The cultural significance of racing to Virginians served as a measure of the impact of the pioneer experience in England's imperial West.

Justices of the peace took very seriously the cases brought before them and generally upheld eagers as binding contracts so long as they had been negotiated fairly and with due regard for the well-being of all society.

The integrity of both the gentry class and the gentry sport depended upon excluding the lower orders as well as upon eliminating outright cheating in a contest on which a great deal of money, or rather a great many pounds of tobacco, had been wagered.

Like Englishmen, Virginia planters wanted to regulate racing more closely as all aspects of recreation came to be commercialized, but the notable increase in court cases pertaining to bets on horses suggests another factor at work.

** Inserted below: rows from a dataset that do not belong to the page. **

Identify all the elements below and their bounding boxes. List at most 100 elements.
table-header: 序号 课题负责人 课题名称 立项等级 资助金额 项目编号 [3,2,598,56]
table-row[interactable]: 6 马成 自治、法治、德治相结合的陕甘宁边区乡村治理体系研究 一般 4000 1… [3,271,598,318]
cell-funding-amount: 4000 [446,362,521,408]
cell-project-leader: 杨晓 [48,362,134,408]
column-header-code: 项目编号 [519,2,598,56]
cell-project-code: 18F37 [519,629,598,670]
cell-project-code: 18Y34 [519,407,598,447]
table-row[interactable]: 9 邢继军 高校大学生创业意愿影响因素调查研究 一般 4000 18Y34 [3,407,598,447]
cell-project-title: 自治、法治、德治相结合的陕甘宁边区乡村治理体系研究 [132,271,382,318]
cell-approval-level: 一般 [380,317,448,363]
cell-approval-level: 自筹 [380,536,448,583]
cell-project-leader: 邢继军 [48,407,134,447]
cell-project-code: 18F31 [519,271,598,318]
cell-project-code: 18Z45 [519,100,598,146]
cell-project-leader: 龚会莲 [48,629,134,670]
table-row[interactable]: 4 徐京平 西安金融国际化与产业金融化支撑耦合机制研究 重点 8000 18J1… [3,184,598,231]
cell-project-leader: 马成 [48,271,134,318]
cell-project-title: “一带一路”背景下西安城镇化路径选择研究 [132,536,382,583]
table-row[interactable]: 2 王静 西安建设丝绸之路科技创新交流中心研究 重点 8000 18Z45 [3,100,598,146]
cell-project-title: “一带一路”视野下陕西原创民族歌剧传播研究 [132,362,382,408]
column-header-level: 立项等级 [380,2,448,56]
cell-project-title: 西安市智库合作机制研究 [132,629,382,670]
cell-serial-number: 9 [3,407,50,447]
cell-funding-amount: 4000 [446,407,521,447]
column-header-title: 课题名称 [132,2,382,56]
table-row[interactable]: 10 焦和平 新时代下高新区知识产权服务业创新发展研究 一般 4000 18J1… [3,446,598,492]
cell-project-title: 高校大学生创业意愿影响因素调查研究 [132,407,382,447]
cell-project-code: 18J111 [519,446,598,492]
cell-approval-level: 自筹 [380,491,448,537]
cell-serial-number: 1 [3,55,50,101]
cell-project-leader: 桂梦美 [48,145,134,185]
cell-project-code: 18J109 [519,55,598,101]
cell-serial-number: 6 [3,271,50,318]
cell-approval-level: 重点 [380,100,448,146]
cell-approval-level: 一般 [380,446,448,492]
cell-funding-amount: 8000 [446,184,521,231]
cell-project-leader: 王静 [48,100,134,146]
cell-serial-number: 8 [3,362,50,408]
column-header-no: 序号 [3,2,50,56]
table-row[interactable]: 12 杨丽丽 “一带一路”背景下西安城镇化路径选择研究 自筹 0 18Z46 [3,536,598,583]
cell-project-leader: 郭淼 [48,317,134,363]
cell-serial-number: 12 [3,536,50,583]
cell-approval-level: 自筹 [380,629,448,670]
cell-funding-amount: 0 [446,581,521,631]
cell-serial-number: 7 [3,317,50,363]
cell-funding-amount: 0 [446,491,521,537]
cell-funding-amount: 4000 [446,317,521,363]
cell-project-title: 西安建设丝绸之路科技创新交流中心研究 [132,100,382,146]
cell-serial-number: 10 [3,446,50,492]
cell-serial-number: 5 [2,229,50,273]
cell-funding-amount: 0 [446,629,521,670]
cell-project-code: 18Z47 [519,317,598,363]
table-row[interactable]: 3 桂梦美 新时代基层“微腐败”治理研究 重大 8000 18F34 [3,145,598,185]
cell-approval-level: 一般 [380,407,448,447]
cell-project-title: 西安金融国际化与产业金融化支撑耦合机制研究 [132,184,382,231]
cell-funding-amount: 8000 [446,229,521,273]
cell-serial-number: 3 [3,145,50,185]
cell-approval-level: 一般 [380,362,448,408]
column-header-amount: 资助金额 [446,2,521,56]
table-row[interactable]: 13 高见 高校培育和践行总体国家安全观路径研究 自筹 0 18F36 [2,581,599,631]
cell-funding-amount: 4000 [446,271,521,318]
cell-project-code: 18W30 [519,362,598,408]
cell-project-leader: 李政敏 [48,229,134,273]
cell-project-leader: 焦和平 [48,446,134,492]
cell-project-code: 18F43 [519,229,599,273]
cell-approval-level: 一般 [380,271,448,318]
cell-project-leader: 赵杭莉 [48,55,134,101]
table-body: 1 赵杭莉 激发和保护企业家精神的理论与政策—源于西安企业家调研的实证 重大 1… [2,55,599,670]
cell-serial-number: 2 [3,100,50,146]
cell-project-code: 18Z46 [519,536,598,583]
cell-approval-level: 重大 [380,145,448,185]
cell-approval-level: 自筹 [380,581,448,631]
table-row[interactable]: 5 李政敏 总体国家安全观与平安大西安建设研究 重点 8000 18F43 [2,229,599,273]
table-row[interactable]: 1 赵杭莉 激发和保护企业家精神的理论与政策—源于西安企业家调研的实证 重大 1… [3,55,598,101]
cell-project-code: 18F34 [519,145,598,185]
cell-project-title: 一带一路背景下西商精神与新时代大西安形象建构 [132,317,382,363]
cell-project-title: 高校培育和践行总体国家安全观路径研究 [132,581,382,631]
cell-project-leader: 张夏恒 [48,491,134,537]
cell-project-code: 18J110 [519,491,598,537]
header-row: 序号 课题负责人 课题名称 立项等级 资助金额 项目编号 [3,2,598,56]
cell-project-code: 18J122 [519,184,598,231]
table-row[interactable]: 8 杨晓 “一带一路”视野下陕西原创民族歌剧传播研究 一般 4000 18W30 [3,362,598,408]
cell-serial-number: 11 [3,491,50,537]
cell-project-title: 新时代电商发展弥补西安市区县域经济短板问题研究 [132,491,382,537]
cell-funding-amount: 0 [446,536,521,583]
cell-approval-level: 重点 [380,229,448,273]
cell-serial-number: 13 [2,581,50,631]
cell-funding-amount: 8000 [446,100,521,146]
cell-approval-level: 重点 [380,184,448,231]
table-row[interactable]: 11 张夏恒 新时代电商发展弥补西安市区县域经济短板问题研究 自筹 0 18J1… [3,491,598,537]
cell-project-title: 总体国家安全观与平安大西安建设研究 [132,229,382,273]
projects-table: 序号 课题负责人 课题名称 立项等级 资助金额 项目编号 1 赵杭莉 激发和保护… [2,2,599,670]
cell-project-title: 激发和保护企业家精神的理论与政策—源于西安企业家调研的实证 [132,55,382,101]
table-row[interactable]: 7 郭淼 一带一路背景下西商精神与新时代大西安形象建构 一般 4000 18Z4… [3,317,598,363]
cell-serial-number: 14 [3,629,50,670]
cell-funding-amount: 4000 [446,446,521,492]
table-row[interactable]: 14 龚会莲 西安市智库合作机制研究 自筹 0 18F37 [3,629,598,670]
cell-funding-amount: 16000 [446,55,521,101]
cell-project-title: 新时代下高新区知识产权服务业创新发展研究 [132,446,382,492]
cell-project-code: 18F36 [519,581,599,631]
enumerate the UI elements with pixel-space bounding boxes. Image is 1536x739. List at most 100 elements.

Such inordinate litigiousness was the hallmark of an insecure gentry forming on the imperial frontier.

While a self-assured aristocracy dominated gaming and society in England, a new and uncertain gentry had begun to prevail in Virginia.

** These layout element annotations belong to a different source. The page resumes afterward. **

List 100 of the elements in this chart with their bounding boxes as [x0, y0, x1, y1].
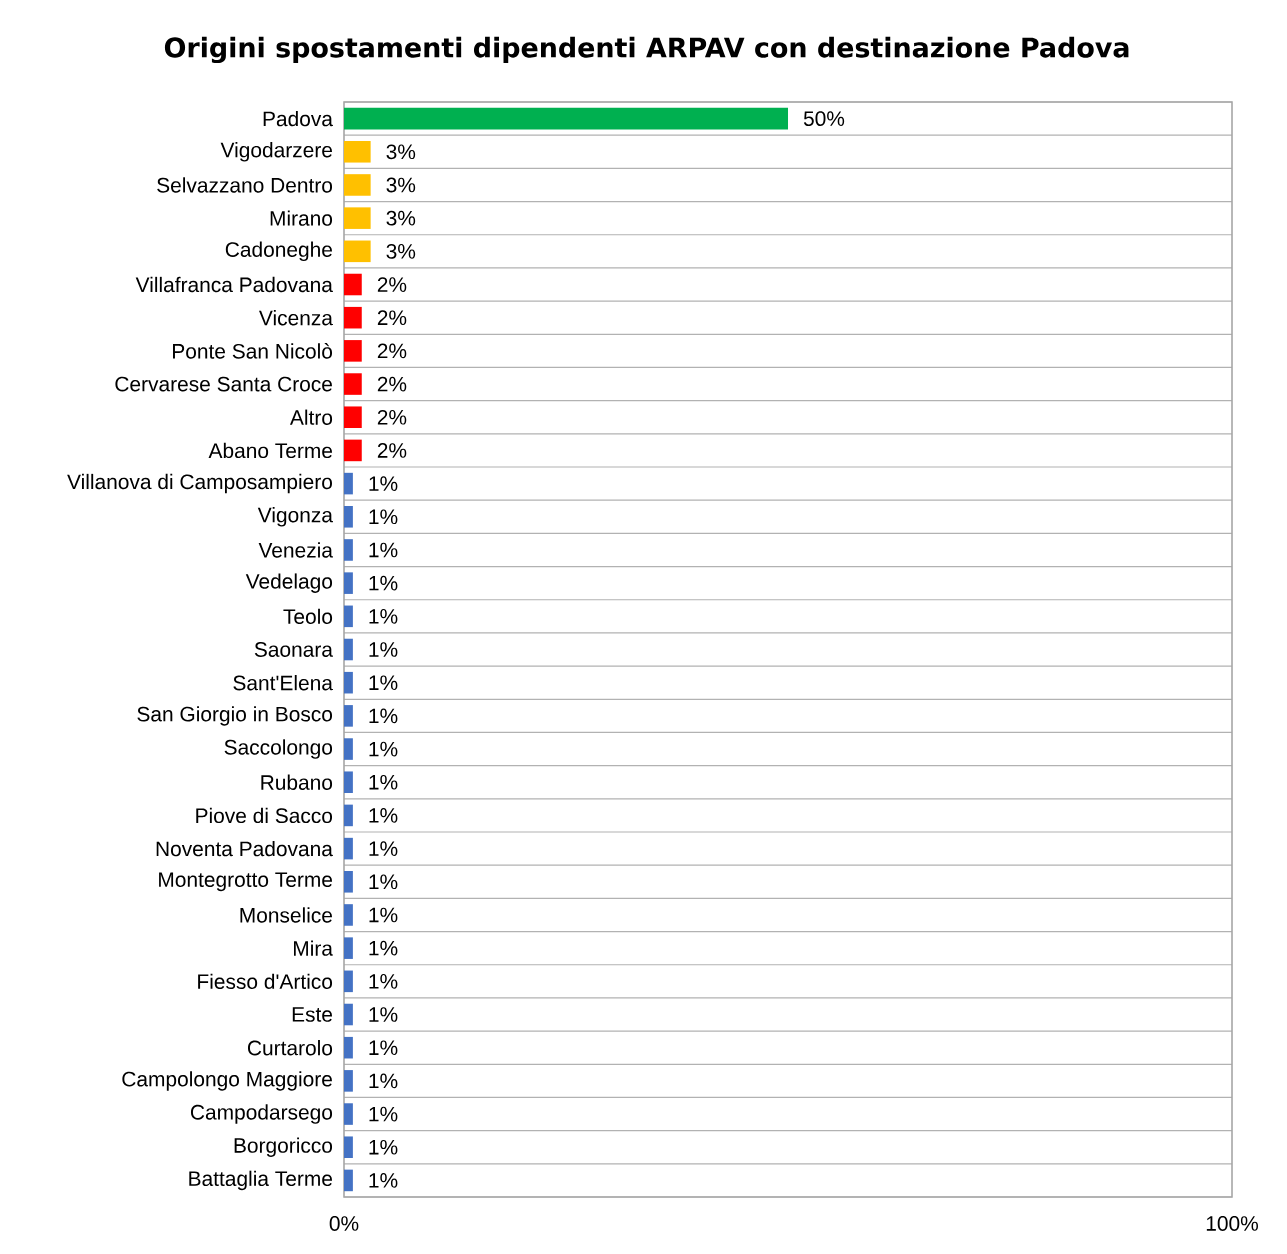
bar: [344, 771, 353, 794]
chart-title: Origini spostamenti dipendenti ARPAV con destinazione Padova: [164, 36, 1129, 64]
y-tick-label: Altro: [289, 409, 333, 425]
y-tick-label: Vigonza: [257, 507, 333, 527]
y-tick-label: Vigodarzere: [220, 142, 332, 162]
bar: [344, 506, 353, 528]
x-tick-label: 0%: [329, 1216, 359, 1231]
data-label: 1%: [369, 542, 398, 558]
y-tick-label: Abano Terme: [208, 442, 333, 459]
bar: [344, 1136, 353, 1159]
data-label: 2%: [377, 409, 407, 425]
y-tick-label: Venezia: [258, 542, 333, 558]
data-label: 1%: [369, 675, 398, 691]
bar: [344, 1103, 353, 1125]
y-tick-label: Cervarese Santa Croce: [115, 376, 332, 392]
data-label: 3%: [386, 144, 416, 160]
y-tick-label: Vicenza: [259, 310, 333, 326]
data-label: 2%: [377, 277, 407, 292]
y-tick-label: Borgoricco: [234, 1137, 333, 1157]
bar: [344, 373, 362, 395]
y-tick-label: Vedelago: [245, 573, 333, 593]
y-tick-label: Cadoneghe: [225, 241, 332, 262]
bar: [344, 340, 362, 362]
bar: [344, 804, 353, 827]
data-label: 1%: [369, 575, 398, 591]
data-label: 2%: [377, 443, 407, 458]
bar: [344, 439, 362, 462]
data-label: 1%: [369, 808, 398, 823]
y-tick-label: Selvazzano Dentro: [157, 177, 333, 193]
data-label: 1%: [369, 642, 398, 657]
y-tick-label: Monselice: [240, 907, 332, 923]
y-tick-label: Mira: [294, 940, 333, 956]
bar: [344, 904, 353, 926]
y-tick-label: Curtarolo: [247, 1040, 333, 1056]
y-tick-label: Este: [292, 1007, 333, 1022]
bar: [344, 273, 362, 296]
data-label: 1%: [369, 907, 398, 923]
bar: [344, 937, 353, 959]
bar: [344, 174, 371, 196]
bar: [344, 1070, 353, 1092]
data-label: 2%: [377, 376, 407, 392]
data-label: 50%: [803, 111, 845, 127]
bar: [344, 1036, 353, 1059]
bar: [344, 472, 353, 495]
data-label: 1%: [369, 708, 398, 724]
bar: [344, 539, 353, 561]
y-tick-label: Piove di Sacco: [196, 807, 333, 824]
data-label: 1%: [369, 774, 398, 790]
bar: [344, 871, 353, 893]
y-tick-label: Campolongo Maggiore: [122, 1071, 332, 1091]
y-tick-label: Villanova di Camposampiero: [67, 473, 332, 494]
bar: [344, 572, 353, 594]
x-tick-label: 100%: [1206, 1216, 1258, 1231]
y-tick-label: Saonara: [254, 642, 333, 657]
data-label: 3%: [386, 210, 416, 226]
y-tick-label: Teolo: [283, 608, 333, 625]
y-tick-label: Ponte San Nicolò: [173, 343, 333, 359]
data-label: 3%: [386, 177, 416, 193]
data-label: 2%: [377, 310, 407, 326]
data-label: 1%: [369, 940, 398, 956]
y-tick-label: Noventa Padovana: [156, 840, 333, 857]
data-label: 1%: [369, 509, 398, 525]
y-tick-label: Villafranca Padovana: [135, 276, 333, 293]
y-tick-label: Montegrotto Terme: [159, 872, 333, 892]
bar: [344, 240, 371, 263]
bar: [344, 738, 353, 760]
bar: [344, 141, 371, 163]
data-label: 1%: [369, 874, 398, 890]
bar: [344, 705, 353, 727]
bar: [344, 638, 353, 661]
bar: [344, 837, 353, 860]
bar: [344, 1003, 353, 1026]
y-tick-label: Mirano: [270, 210, 333, 226]
y-tick-label: Campodarsego: [190, 1104, 333, 1124]
bar: [344, 107, 789, 130]
data-label: 1%: [369, 609, 398, 624]
bar: [344, 207, 371, 229]
data-label: 1%: [369, 476, 398, 491]
data-label: 1%: [369, 1073, 398, 1089]
y-tick-label: Saccolongo: [224, 739, 333, 759]
data-label: 3%: [386, 243, 416, 259]
y-tick-label: Sant'Elena: [233, 675, 333, 691]
y-tick-label: San Giorgio in Bosco: [137, 706, 333, 726]
data-label: 1%: [369, 841, 398, 856]
data-label: 1%: [369, 741, 398, 757]
data-label: 1%: [369, 1007, 398, 1022]
data-label: 1%: [369, 1173, 398, 1188]
y-tick-label: Padova: [263, 110, 333, 127]
data-label: 2%: [377, 343, 407, 359]
y-tick-label: Rubano: [261, 774, 333, 790]
bar: [344, 306, 362, 329]
data-label: 1%: [369, 974, 398, 989]
bar: [344, 605, 353, 628]
bar: [344, 970, 353, 993]
data-label: 1%: [369, 1139, 398, 1155]
bar: [344, 671, 353, 694]
y-tick-label: Fiesso d'Artico: [198, 973, 333, 990]
data-label: 1%: [369, 1106, 398, 1122]
data-label: 1%: [369, 1040, 398, 1056]
bar: [344, 1169, 353, 1192]
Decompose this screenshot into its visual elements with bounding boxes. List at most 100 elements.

This class regarded horse racing as its exclusive domain in the late seventeenth and early eighteenth century, and regarded racing events as chances to stake individual honor.

Every match seemed to reiterate to planters the personal daring and enterprise--- the adventurousness--- that characterized their penetration of a new continent.

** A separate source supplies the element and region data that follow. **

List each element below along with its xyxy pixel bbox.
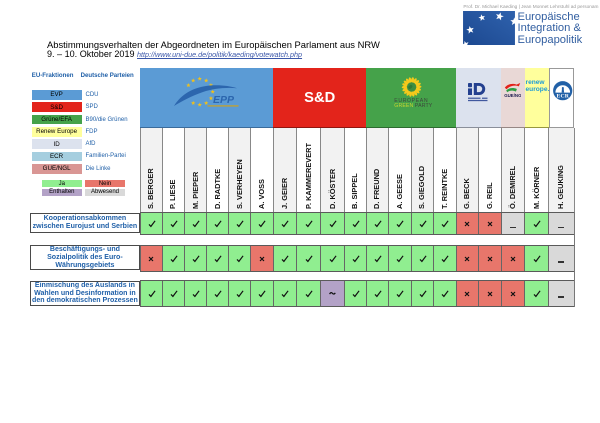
svg-text:EUROPEAN: EUROPEAN: [394, 98, 428, 104]
svg-text:EPP: EPP: [213, 94, 235, 106]
svg-text:GUE/NGL: GUE/NGL: [504, 93, 521, 98]
svg-text:GREEN PARTY: GREEN PARTY: [394, 103, 432, 108]
svg-text:ECR: ECR: [556, 93, 569, 99]
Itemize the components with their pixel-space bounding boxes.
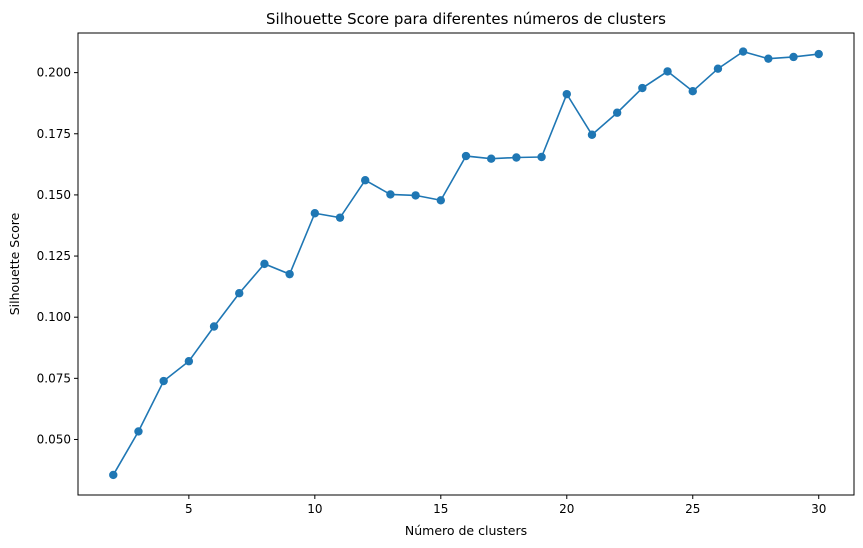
y-tick-label: 0.100 — [37, 310, 71, 324]
data-point — [663, 67, 672, 76]
data-point — [512, 153, 521, 162]
x-tick-label: 30 — [811, 502, 826, 516]
data-point — [562, 89, 571, 99]
data-point — [159, 376, 168, 386]
x-tick-label: 25 — [685, 502, 700, 516]
data-point — [587, 130, 597, 139]
silhouette-score-line — [112, 50, 819, 476]
silhouette-score-markers — [109, 47, 823, 480]
data-point — [386, 190, 395, 199]
data-point — [789, 52, 798, 62]
data-point — [461, 151, 471, 161]
x-tick-label: 5 — [185, 502, 193, 516]
y-tick-label: 0.075 — [37, 371, 71, 385]
data-point — [764, 54, 773, 63]
data-point — [184, 357, 194, 366]
y-tick-label: 0.175 — [37, 127, 71, 141]
data-point — [285, 269, 294, 279]
data-point — [638, 83, 647, 93]
data-point — [411, 191, 420, 200]
y-axis-ticks: 0.050 0.075 0.100 0.125 0.150 0.175 0.200 — [37, 66, 78, 446]
data-point — [134, 427, 143, 436]
data-point — [738, 47, 748, 56]
data-point — [335, 213, 345, 222]
data-point — [109, 470, 118, 480]
x-tick-label: 10 — [307, 502, 322, 516]
y-tick-label: 0.150 — [37, 188, 71, 202]
data-point — [612, 108, 622, 117]
chart-title: Silhouette Score para diferentes números… — [266, 10, 666, 28]
x-axis-label: Número de clusters — [405, 523, 527, 538]
data-point — [209, 322, 219, 331]
y-tick-label: 0.200 — [37, 66, 71, 80]
data-point — [688, 87, 697, 96]
data-point — [361, 176, 370, 185]
y-tick-label: 0.125 — [37, 249, 71, 263]
data-point — [537, 152, 546, 162]
x-tick-label: 20 — [559, 502, 574, 516]
x-axis-ticks: 5 10 15 20 25 30 — [185, 495, 826, 516]
x-tick-label: 15 — [433, 502, 448, 516]
plot-area-frame — [77, 32, 855, 496]
data-point — [814, 49, 823, 59]
y-axis-label: Silhouette Score — [7, 212, 22, 315]
data-point — [713, 64, 723, 73]
data-point — [486, 154, 496, 163]
data-point — [235, 289, 244, 298]
data-point — [310, 209, 320, 218]
data-point — [260, 259, 269, 269]
data-point — [436, 196, 446, 205]
y-tick-label: 0.050 — [37, 432, 71, 446]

Moreover, the rituals of racing and gambling provided a common ground for fractious planters striving to bring order to the colony.

The sport underlined the shared values of individualism, competitiveness, and acquisitiveness, and at the same time provided a peaceful outlet for aggression between members of the elite.

Isolated on the outskirts of empire and distant from English conventions of status, the leading planters of Virginia remade horse racing to suit both their own uncertain image and conditions on the colonial frontier.

The notable absence of cockfighting may also be attributed to the frontier circumstances o seventeenth century Virginia. Widely popular in Restoration England, this particular kind of contest apparently became common in the southern colonies only after 1725.

One historian has reasoned that the early colonists did not share the Englishman's thirst for blood sports because as members of pioneer cultures, they regularly hunted instead.

In England, a few cockpits catered primarily to the upper orders of society, but most brought diverse types together.

The planters of Virginia, concerned for the moment with establishing status, may not have welcomed cockfights to the colony if the contests served to blur social distinctions.

They behaved more as adventurers striving to find older in the wilderness than as aristocrats secure in their social position.